Wednesday, March 7, 2012

Take Care

My grandpa is dying.  His organs are beginning to shut down and his lungs are filled with fluid from an aggressive bout of pneumonia.  I have found myself crying throughout each day for this humble man since I found out about his condition.  I am not really close to him.  Although I have always wished to get to know him better, I have mainly observed him from afar. He takes care of a lot of people.  He sticks to his commitments.  I saw this dedication in the way he took care of his wife for many years as her dementia worsened and eventually ended her life.  She became violent.

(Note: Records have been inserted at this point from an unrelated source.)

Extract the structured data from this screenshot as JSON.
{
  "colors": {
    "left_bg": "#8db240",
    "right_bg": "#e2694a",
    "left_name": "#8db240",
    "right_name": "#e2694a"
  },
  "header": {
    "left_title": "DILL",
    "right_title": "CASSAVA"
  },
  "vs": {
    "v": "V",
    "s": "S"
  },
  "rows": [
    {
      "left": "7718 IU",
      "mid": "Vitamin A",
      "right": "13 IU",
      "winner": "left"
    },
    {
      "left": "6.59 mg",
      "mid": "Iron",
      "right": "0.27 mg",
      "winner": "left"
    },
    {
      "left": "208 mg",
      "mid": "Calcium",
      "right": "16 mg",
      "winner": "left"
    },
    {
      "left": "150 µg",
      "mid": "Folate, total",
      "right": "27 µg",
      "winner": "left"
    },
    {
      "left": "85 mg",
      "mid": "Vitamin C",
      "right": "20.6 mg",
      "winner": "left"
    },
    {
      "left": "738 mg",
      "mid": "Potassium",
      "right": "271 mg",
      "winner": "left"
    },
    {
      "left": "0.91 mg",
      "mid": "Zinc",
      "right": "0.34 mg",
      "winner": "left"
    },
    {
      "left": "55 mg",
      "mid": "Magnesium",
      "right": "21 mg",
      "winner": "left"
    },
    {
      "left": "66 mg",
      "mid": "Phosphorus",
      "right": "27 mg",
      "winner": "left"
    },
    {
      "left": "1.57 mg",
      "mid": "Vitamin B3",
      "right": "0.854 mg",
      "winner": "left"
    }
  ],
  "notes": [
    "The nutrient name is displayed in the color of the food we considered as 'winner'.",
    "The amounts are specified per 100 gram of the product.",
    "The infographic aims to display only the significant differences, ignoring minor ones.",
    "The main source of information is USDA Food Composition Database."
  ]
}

She was so sick.  And still, he was always right there by her side taking care of her.  He is always helping others, even when he can barely help himself.

I have tremendous respect for him because of the example he has set for myself and others.  I probably have a different perspective on the value of helping others as I have had to rely so much on others these last couple years as a single mom.  I have been taken care of by so many others.  I hope one day I can somehow return the favor.  To give selflessly like I saw my grandpa do so many times before.

I know this man will be going to meet his Maker probably very soon.  I know he will be taken care of just fine in the next life.  I think it is amazing that God promises us that we will all be taken care of by Him as we stay close to Him.  I have said out loud a few times today already as I struggle with the uncertainty of life, "Please take care of me."  As fast as I asked for this, I felt Him all around me.  He sometimes feels more real than everything else in this world.  I appreciated that thought.  I understand more clearly at certain points in my life why it makes so much more sense to trust in Him than all the silly props.